Tornando ad alzare lo sguardo per cercare nella cornice internazionale, almeno quella meno lontana, fatti salvi i lavoratori bosniaci che dal pozzo nero del crollo balcanico tornano a scioperare contro la nuova schiavitù della libera impresa europea, ben poco si vede di soggettività o di socialità che rappresentino l’interesse proletario antagonista.
Anche da noi mancano le soggettività che rappresentino gli interessi proletari mentre i settori di classe faticano ad organizzare le proprie forze, pur se fra facchini della logistica e operai siderurgici si intravede qualche tentativo di presa di parola.
E pensare che quasi ogni settimana la nuova direzione di movimento annuncia una cancelletto- sollevazione che però rimane un mero tentativo di sublimare con l’estetica l’assenza di contenuti e pratiche chiare e anticapitaliste.
Del resto il movimento No Tav è costretto a resistere ad un attacco repressivo imponente che rischia di fargli perdere la capacità di forza agglutinante delle istanze di conflitto che si esprimono nel territorio, tanto che in alcuni suoi settori popolari emerge una tendenza elettoralistica per uscire dall’accerchiamento, mentre le sue aree più antagoniste e di “direzione” politica rischiano di non riuscire a superare la coazione a ripetere che si rivolge ad una pratica di “potenza”. Dopotutto non si può pensare che un movimento vertenziale lasciato per oltre 20 anni quasi da solo a combattere l’arroganza del Potere (quello con la P maiuscola) possa sublimare tutto il vuoto di movimento dei restanti settori sociali proletari; rimane però il dubbio se tali difficoltà possano essere ascritte unicamente all’attacco repressivo o se invece non valga la pena interrogarsi sulla scarsa attenzione mostrata verso la diffusa conflittualità ‘popolare’ presente nei territori contro le varie devastazioni operate dal capitale.
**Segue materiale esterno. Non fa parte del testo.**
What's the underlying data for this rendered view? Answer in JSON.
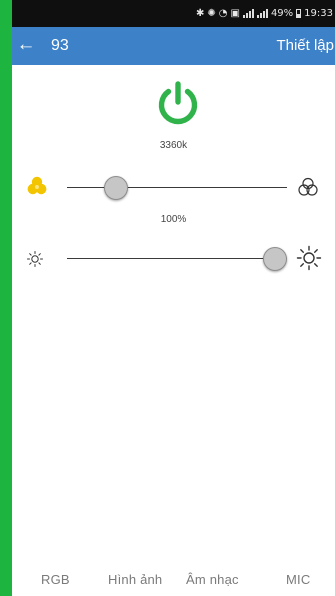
{
  "status_bar": {
    "battery_percent": "49%",
    "time": "19:33"
  },
  "app_bar": {
    "title": "93",
    "action_label": "Thiết lập"
  },
  "power": {
    "color": "#31b34c"
  },
  "color_temp": {
    "value_label": "3360k",
    "level": 0.19,
    "left_icon": "color-dots-icon",
    "left_icon_color": "#f2c500",
    "right_icon": "color-circles-icon"
  },
  "brightness": {
    "value_label": "100%",
    "level": 1.0,
    "left_icon": "sun-dim-icon",
    "right_icon": "sun-bright-icon"
  },
  "tabs": [
    {
      "label": "RGB"
    },
    {
      "label": "Hình ảnh"
    },
    {
      "label": "Âm nhạc"
    },
    {
      "label": "MIC"
    }
  ]
}
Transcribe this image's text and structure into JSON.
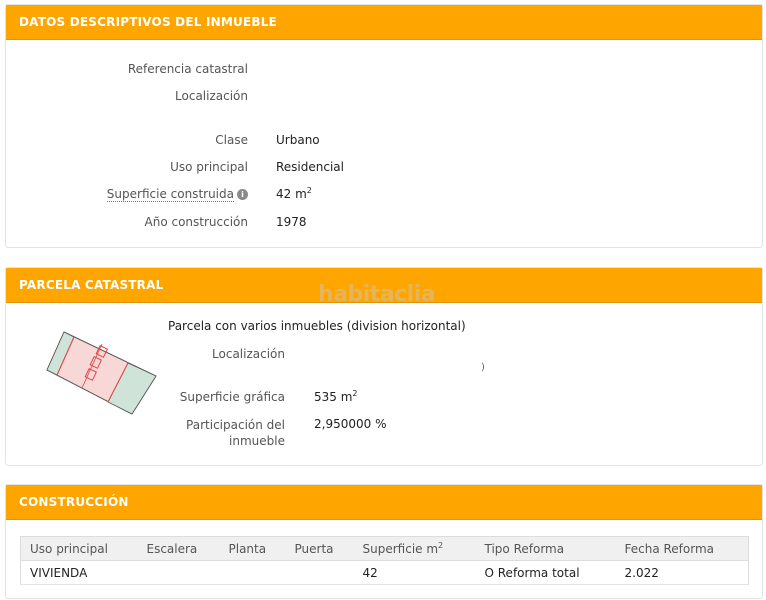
{
  "section1": {
    "title": "DATOS DESCRIPTIVOS DEL INMUEBLE",
    "rows": [
      {
        "label": "Referencia catastral",
        "value": ""
      },
      {
        "label": "Localización",
        "value": ""
      },
      {
        "label": "Clase",
        "value": "Urbano"
      },
      {
        "label": "Uso principal",
        "value": "Residencial"
      },
      {
        "label": "Superficie construida",
        "value": "42 m",
        "sup": "2"
      },
      {
        "label": "Año construcción",
        "value": "1978"
      }
    ]
  },
  "section2": {
    "title": "PARCELA CATASTRAL",
    "watermark": "habitaclia",
    "subtitle": "Parcela con varios inmuebles (division horizontal)",
    "rows": [
      {
        "label": "Localización",
        "value": ""
      },
      {
        "label": "Superficie gráfica",
        "value": "535 m",
        "sup": "2"
      },
      {
        "label_line1": "Participación del",
        "label_line2": "inmueble",
        "value": "2,950000 %"
      }
    ],
    "stray_mark": ")"
  },
  "section3": {
    "title": "CONSTRUCCIÓN",
    "columns": [
      "Uso principal",
      "Escalera",
      "Planta",
      "Puerta",
      "Superficie m",
      "Tipo Reforma",
      "Fecha Reforma"
    ],
    "superficie_sup": "2",
    "rows": [
      [
        "VIVIENDA",
        "",
        "",
        "",
        "42",
        "O Reforma total",
        "2.022"
      ]
    ]
  },
  "colors": {
    "header": "#ffa500",
    "parcel_pink": "#f8d7d7",
    "parcel_green": "#cfe3d9",
    "parcel_outline": "#d44"
  },
  "icons": {
    "info": "info-icon"
  }
}
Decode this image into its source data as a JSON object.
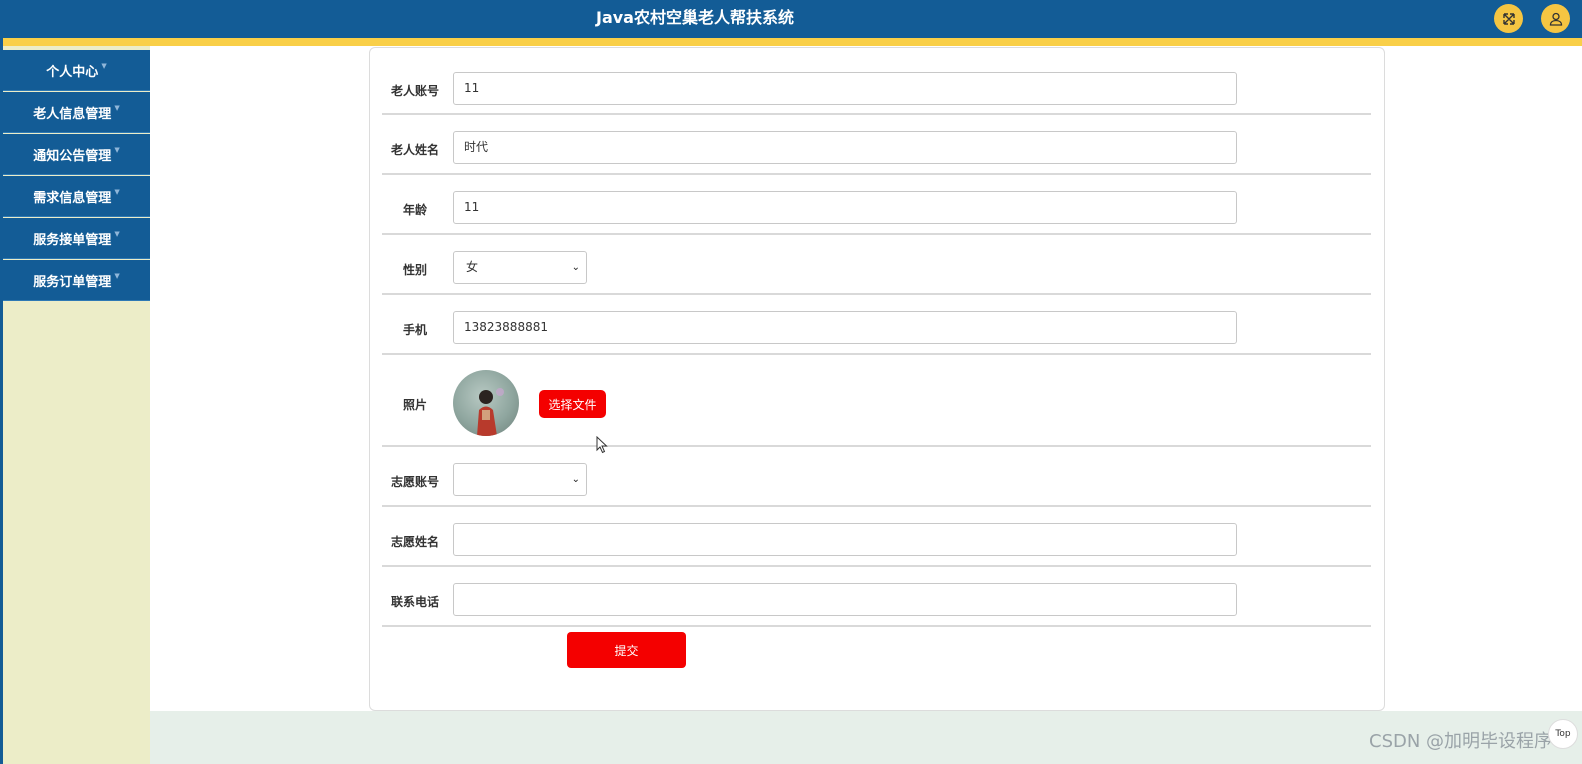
{
  "header": {
    "title": "Java农村空巢老人帮扶系统",
    "fullscreen_icon": "fullscreen-icon",
    "user_icon": "user-icon",
    "bg_color": "#135c96",
    "stripe_color": "#f9cf48"
  },
  "sidebar": {
    "items": [
      {
        "label": "个人中心"
      },
      {
        "label": "老人信息管理"
      },
      {
        "label": "通知公告管理"
      },
      {
        "label": "需求信息管理"
      },
      {
        "label": "服务接单管理"
      },
      {
        "label": "服务订单管理"
      }
    ]
  },
  "form": {
    "account_label": "老人账号",
    "account_value": "11",
    "name_label": "老人姓名",
    "name_value": "时代",
    "age_label": "年龄",
    "age_value": "11",
    "gender_label": "性别",
    "gender_value": "女",
    "phone_label": "手机",
    "phone_value": "13823888881",
    "photo_label": "照片",
    "choose_file_label": "选择文件",
    "volunteer_account_label": "志愿账号",
    "volunteer_account_value": "",
    "volunteer_name_label": "志愿姓名",
    "volunteer_name_value": "",
    "contact_phone_label": "联系电话",
    "contact_phone_value": "",
    "submit_label": "提交",
    "button_color": "#f40000"
  },
  "watermark": "CSDN @加明毕设程序",
  "back_to_top_label": "Top"
}
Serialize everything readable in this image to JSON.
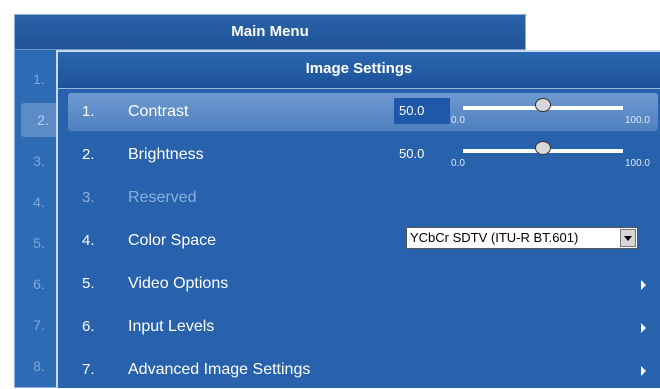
{
  "main_menu": {
    "title": "Main Menu",
    "items": [
      "1.",
      "2.",
      "3.",
      "4.",
      "5.",
      "6.",
      "7.",
      "8."
    ]
  },
  "image_settings": {
    "title": "Image Settings",
    "items": [
      {
        "num": "1.",
        "label": "Contrast",
        "value": "50.0",
        "min": "0.0",
        "max": "100.0",
        "level": 0.5
      },
      {
        "num": "2.",
        "label": "Brightness",
        "value": "50.0",
        "min": "0.0",
        "max": "100.0",
        "level": 0.5
      },
      {
        "num": "3.",
        "label": "Reserved"
      },
      {
        "num": "4.",
        "label": "Color Space",
        "select_value": "YCbCr SDTV (ITU-R BT.601)"
      },
      {
        "num": "5.",
        "label": "Video Options"
      },
      {
        "num": "6.",
        "label": "Input Levels"
      },
      {
        "num": "7.",
        "label": "Advanced Image Settings"
      }
    ]
  },
  "colors": {
    "menu_blue": "#2862ad",
    "selected_row": "#5b8cc8",
    "disabled_text": "#8ab0de"
  }
}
Crediamo che su questo aspetto sarebbe utile aprire il dibattito.
Un ragionamento analogo si può sviluppare per il movimento di lotta per la casa tanto forte e radicato nel suo specifico, pur se con elementi di debolezza nella sua piattaforma, ed espressione di settori sociali strutturalmente incapaci di egemonia sulla complessità delle frazioni sociali travolte dalla crisi e dalla ingestibilità dei sistemi.
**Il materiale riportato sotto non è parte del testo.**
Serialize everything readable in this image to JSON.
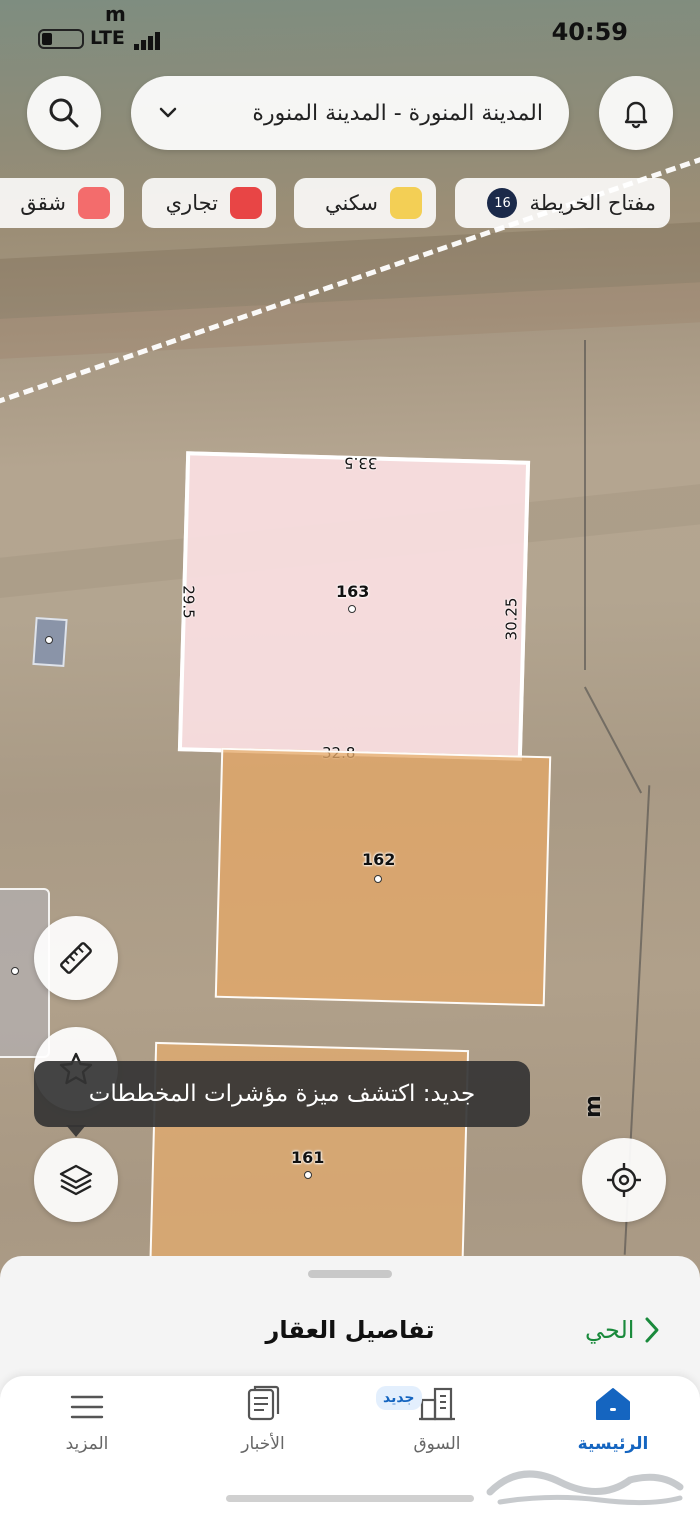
{
  "status_bar": {
    "carrier": "m",
    "network": "LTE",
    "time": "40:59"
  },
  "header": {
    "city_select_value": "المدينة المنورة - المدينة المنورة",
    "search_icon": "search-icon",
    "bell_icon": "bell-icon"
  },
  "legend": {
    "key_label": "مفتاح الخريطة",
    "key_count": "16",
    "items": [
      {
        "label": "سكني",
        "color": "#f3cf55"
      },
      {
        "label": "تجاري",
        "color": "#e84545"
      },
      {
        "label": "شقق",
        "color": "#f36c6c"
      }
    ]
  },
  "parcels": [
    {
      "number": "163",
      "dims": {
        "top": "33.5",
        "left": "29.5",
        "right": "30.25",
        "bottom": "32.8"
      }
    },
    {
      "number": "162"
    },
    {
      "number": "161"
    }
  ],
  "map_letters": {
    "right_m": "m"
  },
  "tooltip": {
    "text": "جديد: اكتشف ميزة مؤشرات المخططات"
  },
  "sheet": {
    "title": "تفاصيل العقار",
    "district_link": "الحي"
  },
  "tabs": [
    {
      "label": "الرئيسية",
      "icon": "home-icon",
      "active": true
    },
    {
      "label": "السوق",
      "icon": "buildings-icon",
      "badge": "جديد"
    },
    {
      "label": "الأخبار",
      "icon": "news-icon"
    },
    {
      "label": "المزيد",
      "icon": "menu-icon"
    }
  ],
  "colors": {
    "accent": "#1565c0",
    "district_link": "#1a8a3c",
    "parcel_163": "#fce1e4",
    "parcel_162": "#e4a868"
  }
}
La delega al sindacalismo di base, ribattezzato conflittuale, delle iniziative nei posti di lavoro, completa un quadro antico e pre-sessantottesco. Dunque, come far emergere il punto di vista proletario antitetico al sistema declinante? Intanto un buon punto di partenza sarebbe quello di non raccontare cazzate, definire obbiettivi chiari sulla base di contraddizioni bene identificate e bisogni altrettanto evidenti. Abbandonare ogni pretesa di legiferazione alternativa, referendum, proposte di legge
popolari, nuove segreterie e nuovi direttivi; ricordare che ogni processo ricompositivo vive su obiettivi di lotta comuni e riconosciuti come tali dai settori sociali che li praticano e soprattutto con una sola comune proposta di organizzazione.
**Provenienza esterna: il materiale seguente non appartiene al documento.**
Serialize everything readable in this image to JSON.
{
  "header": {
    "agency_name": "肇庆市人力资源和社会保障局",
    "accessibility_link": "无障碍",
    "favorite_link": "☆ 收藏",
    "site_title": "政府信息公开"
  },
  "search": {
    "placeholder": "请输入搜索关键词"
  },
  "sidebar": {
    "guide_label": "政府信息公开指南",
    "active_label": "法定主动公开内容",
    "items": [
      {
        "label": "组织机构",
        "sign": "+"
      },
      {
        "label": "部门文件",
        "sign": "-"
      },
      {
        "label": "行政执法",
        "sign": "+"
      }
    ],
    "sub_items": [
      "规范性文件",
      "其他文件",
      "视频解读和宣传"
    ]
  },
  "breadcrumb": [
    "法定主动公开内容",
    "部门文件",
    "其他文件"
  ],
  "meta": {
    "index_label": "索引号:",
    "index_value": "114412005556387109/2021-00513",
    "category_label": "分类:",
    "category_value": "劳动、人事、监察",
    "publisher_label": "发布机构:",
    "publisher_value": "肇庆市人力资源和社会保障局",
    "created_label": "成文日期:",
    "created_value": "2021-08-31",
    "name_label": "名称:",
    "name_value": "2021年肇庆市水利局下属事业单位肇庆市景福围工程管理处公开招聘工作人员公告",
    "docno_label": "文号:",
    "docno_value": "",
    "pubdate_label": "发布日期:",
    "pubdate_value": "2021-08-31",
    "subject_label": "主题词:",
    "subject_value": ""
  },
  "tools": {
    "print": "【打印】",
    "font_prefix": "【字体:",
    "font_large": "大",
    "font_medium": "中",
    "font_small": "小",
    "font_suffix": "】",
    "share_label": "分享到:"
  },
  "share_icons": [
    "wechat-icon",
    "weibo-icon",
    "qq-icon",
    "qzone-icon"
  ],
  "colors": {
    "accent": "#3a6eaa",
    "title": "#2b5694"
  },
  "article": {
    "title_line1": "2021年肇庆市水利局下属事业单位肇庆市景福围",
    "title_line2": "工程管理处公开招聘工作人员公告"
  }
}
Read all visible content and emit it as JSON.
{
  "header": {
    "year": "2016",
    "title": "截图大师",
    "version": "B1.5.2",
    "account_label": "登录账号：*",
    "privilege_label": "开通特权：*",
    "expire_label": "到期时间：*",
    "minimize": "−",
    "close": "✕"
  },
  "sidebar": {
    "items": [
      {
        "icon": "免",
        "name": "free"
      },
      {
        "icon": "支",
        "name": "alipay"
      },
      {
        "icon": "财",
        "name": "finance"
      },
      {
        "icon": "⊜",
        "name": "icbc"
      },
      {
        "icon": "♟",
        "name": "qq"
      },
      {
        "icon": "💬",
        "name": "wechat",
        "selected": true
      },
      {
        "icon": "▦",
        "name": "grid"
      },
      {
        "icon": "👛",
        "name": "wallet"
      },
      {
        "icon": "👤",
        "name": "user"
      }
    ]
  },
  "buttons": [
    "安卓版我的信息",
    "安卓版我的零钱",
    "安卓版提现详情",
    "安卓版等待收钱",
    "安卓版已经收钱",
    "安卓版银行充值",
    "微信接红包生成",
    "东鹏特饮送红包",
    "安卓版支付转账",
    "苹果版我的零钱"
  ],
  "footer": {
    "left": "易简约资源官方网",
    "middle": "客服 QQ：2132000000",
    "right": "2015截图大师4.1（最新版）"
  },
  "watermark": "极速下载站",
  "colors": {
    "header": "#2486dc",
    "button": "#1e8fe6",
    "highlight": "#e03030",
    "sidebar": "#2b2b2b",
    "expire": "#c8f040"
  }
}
Il sistema euro-atlantico è alla canna del gas; bisogna vedere se siamo capaci di aprire i rubinetti per costruire da ora gli organismi alternativi in grado di gestire la nuova società. Se la pratica degli organismi di massa, dei percorsi consiliari non è nuova di zecca è comunque splendente rispetto al riaffacciarsi di novelli mandarini cui affidare la ritualità di movimenti-spettacolo.